How do You Apply for Veterans Affairs Benefits?
Applying for VA pension is often complicated and may take some time. It is a good idea to keep copies of all unreimbursed medical bills for at least twelve months. The average wait for approval is six months. However, the benefits are retroactive to the date of application.
There are several ways you can apply for non–service connected pensions:
- You can contact the VA at 1–800–827–1000.
- You can apply online at: https://www.ebenefits.va.gov/
- Veteran's applying for the first time can download the "VA Form 21–526, Veteran's Application for Compensation and/or Pension" at www.vba.va.gov/pubs/forms/VBA-21-526-ARE.pdf and send the completed application to the VA regional office that serves your county (listed below). If you have applied for pension, compensation or Dependency and Indemnity Compensation (DIC) in the past there may be other applications you can use (i.e. VA Form 21–527).

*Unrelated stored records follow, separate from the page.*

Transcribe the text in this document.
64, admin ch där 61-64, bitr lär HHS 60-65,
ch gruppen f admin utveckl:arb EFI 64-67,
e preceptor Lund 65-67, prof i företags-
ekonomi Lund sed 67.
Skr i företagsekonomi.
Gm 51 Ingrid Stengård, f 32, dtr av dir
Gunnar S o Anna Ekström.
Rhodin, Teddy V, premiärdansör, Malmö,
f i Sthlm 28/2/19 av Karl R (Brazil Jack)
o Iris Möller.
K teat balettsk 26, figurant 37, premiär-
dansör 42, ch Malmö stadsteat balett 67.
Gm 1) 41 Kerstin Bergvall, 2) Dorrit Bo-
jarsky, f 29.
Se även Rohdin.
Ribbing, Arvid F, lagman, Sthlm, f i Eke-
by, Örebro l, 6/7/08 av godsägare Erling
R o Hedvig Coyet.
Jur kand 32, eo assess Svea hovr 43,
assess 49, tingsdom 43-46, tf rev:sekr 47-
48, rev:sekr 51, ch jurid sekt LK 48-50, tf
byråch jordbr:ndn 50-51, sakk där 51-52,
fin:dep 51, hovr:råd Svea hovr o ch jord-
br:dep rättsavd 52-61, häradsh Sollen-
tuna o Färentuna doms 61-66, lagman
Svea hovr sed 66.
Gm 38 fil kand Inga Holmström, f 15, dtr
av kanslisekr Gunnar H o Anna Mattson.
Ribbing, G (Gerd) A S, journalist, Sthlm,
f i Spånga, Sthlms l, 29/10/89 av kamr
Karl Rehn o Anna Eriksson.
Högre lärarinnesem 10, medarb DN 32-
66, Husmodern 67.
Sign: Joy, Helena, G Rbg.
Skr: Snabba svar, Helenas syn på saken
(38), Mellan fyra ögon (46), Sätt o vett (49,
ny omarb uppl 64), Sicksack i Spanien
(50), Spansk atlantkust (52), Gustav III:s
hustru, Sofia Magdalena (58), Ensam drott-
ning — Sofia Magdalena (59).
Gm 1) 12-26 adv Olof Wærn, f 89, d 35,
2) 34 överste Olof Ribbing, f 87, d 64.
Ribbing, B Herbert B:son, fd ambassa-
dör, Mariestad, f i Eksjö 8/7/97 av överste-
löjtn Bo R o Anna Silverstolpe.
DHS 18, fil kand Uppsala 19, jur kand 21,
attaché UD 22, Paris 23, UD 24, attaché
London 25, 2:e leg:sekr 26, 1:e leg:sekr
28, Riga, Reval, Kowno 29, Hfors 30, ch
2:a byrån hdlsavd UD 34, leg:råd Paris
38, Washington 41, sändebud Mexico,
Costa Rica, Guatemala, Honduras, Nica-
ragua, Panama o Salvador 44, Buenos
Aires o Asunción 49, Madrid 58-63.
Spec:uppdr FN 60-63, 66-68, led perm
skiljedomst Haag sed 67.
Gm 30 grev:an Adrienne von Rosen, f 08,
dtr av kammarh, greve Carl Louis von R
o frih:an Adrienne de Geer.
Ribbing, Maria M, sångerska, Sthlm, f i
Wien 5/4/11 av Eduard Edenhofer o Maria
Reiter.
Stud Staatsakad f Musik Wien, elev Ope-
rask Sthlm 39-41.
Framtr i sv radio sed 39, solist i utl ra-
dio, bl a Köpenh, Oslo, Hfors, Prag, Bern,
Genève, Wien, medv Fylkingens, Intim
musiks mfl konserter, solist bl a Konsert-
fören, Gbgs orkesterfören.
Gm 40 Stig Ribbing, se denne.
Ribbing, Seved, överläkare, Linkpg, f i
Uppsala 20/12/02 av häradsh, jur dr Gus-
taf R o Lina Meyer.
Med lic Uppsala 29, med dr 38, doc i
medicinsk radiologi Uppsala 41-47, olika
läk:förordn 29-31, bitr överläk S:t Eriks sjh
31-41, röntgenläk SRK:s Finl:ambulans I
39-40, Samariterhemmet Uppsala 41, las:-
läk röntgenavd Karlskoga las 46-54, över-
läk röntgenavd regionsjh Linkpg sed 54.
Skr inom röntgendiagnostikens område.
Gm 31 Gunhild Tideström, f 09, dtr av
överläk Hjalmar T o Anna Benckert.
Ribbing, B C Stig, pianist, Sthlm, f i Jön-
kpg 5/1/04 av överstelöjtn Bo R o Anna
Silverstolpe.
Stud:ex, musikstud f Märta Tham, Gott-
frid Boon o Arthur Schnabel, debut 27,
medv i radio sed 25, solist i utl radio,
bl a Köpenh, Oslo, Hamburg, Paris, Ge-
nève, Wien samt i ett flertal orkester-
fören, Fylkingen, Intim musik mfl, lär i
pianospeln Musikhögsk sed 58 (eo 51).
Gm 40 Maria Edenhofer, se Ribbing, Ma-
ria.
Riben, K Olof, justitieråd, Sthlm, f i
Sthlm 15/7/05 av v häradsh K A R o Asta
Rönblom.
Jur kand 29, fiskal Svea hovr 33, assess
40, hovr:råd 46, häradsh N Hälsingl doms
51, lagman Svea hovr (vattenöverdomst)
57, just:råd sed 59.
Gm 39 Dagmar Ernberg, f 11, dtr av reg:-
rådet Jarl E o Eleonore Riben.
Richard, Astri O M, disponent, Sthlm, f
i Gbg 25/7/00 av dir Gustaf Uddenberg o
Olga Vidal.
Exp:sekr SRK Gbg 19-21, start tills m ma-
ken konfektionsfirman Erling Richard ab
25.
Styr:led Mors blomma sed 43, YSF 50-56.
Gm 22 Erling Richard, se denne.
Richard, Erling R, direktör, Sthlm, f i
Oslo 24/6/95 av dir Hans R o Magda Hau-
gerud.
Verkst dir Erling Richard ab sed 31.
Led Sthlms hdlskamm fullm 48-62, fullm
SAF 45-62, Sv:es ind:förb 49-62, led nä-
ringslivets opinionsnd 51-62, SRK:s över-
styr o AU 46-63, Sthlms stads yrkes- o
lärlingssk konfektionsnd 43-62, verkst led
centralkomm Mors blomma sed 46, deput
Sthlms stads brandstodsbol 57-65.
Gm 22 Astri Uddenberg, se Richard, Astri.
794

- Surviving spouse's applying for the first time can download the "VA Form 21–534, Application for Dependency and Indemnity Compensation, Death Pension and Accrued Benefits by Surviving Spouse or Child" at http://www.vba.va.gov/pubs/forms/VBA-21-534-ARE.pdf and send the completed application to the VA regional office that serves your county. If you have applied for pension, compensation or DIC in the past there may be other applications you can use (i.e. VA Form 21–0518 or 21–0519).
VA Regional Offices:
- The Los Angeles Regional Office covers the following counties:
Inyo, Kern, Los Angeles, San Luis Obispo, Santa Barbara, San Bernardino and Ventura.
Los Angeles Regional Office
Federal Building, 11000 Wilshire Boulevard
Los Angeles, CA 90024
- The San Diego Regional Office covers the following counties: Imperial, Orange, Riverside and San Diego.
San Diego Regional Office
8810 Rio San Diego Drive
San Diego, CA 92108
- The Reno Regional Office covers the following counties:
Alpine, Lassen, Modoc, and Mono.
Reno Regional Office
5460 Reno Corporate Drive
Reno, NV 89511
- The Oakland Regional Office covers all remaining counties.
Oakland Regional Office
1301 Clay Street, Room 1400 North
Oakland, CA 94612
- The claimant may also contact a Veterans Service Officer (VSO) from a veteran's service organization in their county. A VSO is a professional veteran affairs advocate. They play a critical role in advocacy and are often the initial contact in the community for veteran services. A VSO can help fill out the application. To search for the nearest VSO see: http://www.va.gov/ogc/apps/accreditation/index.asp
What Documents are needed to apply for Aid and Attendance?
The veteran or surviving spouse will need to gather the following VA Forms (Forms can be found at http://www.va.gov/vaforms/) before applying for benefits:
- Discharge or Separation Documents (DD 214)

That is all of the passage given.